Adams had to wait longer than expected, but told the Carolina media during a conference call he’s happy to be part of an offense led by receiver Steve Smith and quarterback Cam Newton, last year’s No. 1 overall pick.
“I’ve been watching every pick,” said Adams, who was with his family in Little Rock for the draft. “I tried not to stress myself out by thinking about it. So I just tried to control what I can and God picked this for me. So I’m going to do what I can out of this situation and make it good.”
Adams — who visited Carolina during the pre-draft process — believes he can crack the rotation at receiver as a rookie. There’s no doubt the Panthers will turn to Adams in the return game. Carolina ranked last in the NFL in punt returns last season, averaging 5.5 yards an attempt. Adams scored four punt return touchdowns last season.
“That gives me a lot of confidence that they believe in me,” Adams said. “I’m going to go out there and make sure I do everything I can to make them proud.”
Wright and Childs, meanwhile, became one of the most interesting stories of the final day of the NFL Draft. The Warren natives have played together since high school and will remain teammates in Minnesota.
It’s an opportunity Childs said he and Wright — who have known each other since third grade — considered before the weekend.

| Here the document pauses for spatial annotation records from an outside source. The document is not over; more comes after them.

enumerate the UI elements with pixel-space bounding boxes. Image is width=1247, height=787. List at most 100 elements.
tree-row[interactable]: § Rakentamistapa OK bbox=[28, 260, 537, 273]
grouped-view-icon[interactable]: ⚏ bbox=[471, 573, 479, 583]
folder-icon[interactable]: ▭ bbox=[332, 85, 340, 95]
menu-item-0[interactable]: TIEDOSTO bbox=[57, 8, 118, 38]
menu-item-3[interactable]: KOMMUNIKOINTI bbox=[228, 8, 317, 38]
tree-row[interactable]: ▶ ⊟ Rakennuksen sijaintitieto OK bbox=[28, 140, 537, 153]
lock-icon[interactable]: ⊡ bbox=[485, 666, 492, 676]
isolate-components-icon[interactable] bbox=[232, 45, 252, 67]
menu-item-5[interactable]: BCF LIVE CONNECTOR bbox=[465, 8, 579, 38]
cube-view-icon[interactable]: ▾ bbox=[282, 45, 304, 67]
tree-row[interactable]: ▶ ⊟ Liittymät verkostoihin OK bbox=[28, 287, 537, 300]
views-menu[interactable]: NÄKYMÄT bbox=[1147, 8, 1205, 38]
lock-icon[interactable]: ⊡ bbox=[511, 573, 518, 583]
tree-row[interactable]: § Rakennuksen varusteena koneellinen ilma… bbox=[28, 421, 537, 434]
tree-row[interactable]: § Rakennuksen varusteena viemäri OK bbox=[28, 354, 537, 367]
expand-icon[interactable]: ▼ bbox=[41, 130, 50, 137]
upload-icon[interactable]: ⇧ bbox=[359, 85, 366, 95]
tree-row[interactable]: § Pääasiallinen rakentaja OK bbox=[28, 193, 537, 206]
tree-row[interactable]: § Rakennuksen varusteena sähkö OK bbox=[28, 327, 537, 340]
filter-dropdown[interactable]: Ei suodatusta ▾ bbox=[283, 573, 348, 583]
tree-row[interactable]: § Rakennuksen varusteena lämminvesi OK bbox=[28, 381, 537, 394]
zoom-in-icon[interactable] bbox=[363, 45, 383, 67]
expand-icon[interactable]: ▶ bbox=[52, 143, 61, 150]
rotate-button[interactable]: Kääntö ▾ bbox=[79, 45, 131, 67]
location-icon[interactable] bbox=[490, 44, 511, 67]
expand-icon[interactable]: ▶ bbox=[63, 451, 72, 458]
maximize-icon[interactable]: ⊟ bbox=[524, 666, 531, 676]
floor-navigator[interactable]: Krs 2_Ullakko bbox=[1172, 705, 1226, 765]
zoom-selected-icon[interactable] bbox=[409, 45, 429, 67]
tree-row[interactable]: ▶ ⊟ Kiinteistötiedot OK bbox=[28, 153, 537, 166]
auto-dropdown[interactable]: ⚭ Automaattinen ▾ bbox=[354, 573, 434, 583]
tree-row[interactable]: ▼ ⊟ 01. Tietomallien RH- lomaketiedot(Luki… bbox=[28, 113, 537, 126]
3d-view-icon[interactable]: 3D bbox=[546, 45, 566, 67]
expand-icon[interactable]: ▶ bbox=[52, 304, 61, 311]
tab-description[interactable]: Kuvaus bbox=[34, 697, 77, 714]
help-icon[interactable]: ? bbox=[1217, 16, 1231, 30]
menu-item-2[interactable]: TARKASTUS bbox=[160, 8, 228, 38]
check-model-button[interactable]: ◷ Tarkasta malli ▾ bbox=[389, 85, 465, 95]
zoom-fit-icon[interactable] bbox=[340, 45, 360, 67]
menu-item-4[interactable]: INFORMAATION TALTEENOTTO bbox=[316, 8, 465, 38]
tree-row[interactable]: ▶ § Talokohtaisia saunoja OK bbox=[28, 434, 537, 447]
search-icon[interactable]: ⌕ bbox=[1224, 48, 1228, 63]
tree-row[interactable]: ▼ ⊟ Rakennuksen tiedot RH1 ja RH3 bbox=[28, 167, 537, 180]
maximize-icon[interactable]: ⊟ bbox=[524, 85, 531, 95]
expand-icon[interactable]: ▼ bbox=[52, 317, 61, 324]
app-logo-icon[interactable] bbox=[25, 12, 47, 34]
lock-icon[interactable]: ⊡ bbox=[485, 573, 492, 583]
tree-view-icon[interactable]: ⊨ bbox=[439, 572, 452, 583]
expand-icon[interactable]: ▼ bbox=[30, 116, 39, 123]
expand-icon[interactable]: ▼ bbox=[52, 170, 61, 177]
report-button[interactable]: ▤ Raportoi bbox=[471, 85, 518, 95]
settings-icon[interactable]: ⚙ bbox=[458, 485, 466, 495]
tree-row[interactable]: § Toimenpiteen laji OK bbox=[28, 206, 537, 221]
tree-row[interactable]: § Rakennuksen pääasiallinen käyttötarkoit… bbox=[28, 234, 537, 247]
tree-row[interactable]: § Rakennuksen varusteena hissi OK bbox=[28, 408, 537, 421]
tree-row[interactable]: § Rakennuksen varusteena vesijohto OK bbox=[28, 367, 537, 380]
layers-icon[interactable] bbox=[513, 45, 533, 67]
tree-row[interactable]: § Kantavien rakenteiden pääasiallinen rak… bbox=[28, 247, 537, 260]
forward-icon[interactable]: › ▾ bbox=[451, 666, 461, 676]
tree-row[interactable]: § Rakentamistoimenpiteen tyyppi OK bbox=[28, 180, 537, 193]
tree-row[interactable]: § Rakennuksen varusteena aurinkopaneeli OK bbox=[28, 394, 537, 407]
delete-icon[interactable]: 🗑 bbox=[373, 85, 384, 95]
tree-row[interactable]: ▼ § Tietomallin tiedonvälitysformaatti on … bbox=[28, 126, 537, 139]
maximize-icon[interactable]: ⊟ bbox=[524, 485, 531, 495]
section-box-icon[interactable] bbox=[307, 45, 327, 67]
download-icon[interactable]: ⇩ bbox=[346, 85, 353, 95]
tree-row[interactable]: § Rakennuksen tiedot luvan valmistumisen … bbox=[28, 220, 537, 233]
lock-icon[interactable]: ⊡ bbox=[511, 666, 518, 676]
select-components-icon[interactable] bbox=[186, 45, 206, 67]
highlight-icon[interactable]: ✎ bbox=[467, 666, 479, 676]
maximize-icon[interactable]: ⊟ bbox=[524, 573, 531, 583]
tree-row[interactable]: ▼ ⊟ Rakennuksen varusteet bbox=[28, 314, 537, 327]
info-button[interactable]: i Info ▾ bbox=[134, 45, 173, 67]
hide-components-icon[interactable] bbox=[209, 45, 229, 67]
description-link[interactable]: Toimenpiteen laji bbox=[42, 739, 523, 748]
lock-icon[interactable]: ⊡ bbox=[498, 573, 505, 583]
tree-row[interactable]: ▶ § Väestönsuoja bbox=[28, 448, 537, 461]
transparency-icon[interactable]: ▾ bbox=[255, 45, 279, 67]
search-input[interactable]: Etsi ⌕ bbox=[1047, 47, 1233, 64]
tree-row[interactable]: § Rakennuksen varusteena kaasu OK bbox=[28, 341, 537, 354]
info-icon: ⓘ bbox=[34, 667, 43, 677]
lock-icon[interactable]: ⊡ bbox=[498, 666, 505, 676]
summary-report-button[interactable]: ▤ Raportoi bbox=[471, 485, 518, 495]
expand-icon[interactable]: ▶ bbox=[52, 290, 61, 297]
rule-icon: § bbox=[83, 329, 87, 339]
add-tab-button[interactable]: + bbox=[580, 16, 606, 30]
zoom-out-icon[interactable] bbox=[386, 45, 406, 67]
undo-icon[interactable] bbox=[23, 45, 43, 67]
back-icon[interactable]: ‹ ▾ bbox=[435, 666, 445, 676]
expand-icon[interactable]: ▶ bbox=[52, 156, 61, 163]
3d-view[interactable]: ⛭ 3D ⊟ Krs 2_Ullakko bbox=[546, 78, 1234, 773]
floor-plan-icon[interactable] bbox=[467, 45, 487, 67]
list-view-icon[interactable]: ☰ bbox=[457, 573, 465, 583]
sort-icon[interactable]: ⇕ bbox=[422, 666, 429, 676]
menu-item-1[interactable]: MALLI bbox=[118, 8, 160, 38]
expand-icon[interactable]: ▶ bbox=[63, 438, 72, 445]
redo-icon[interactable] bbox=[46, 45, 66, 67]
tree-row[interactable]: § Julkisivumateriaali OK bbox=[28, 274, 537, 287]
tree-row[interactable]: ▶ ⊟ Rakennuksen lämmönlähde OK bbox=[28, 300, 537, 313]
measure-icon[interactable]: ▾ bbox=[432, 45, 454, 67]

“We talked about this one day, what if we end up going to the same NFL team?” Childs said during a conference call with the Minnesota media. “It would be crazy.
“We’ve been together through elementary school, middle school, junior high, high school, same college team, and now we are moving on in life and we still are going to the same team together.”
Both should get a chance to crack the Minnesota receiving rotation, too.
The Vikings — who selected quarterback Christian Ponder in the first round of last year’s draft — are led at receiver by former Florida star Percy Harvin.
Wright said he has admired Harvin and is looking forward to working with him.
“He is definitely a guy I see some similarities between in the way we play, and what we bring to the game,” Wright said.
Minnesota general manager Rick Spielman said the Vikings believe Wright can help them in the return game, too, after working him on special teams earlier this spring. Spielman, who was in attendance for Wright’s record-setting performance against Texas A&M (13 catches, 281 yards, two touchdowns) said the wideout will be valuable in many ways.
“He’s an extremely gifted athlete,” Spielman said. “He has great speed and we’re trying to increase our speed both on offense and defense. … We feel very fortunate to get Jarius at the time we got him. Not only can he help on offense, but also as a potential returner as well and a big-play returner.”
Childs, meanwhile, gives the Vikings a big and physical target who may have gone higher if not for the patella tendon tear he suffered in Nov. 2010. Childs — who has admitted to returning from the injury too quickly in 2011 — impressed enough during the draft process to convince be selected.
“He looks fully, 100 percent healthy,” Spielman said. “We’re looking to get a player that we saw in 2010 and 2009. A big outside receiver that does have big-play ability.”
Childs said he plans to make the most of the opportunity as he joins Wright in Minnesota.
“I’m here to do it all,” Childs said. “I’ll play any position they put me at. I’m going to learn the whole playbook so I can play every position. I’m just ready to get out on the field and compete.”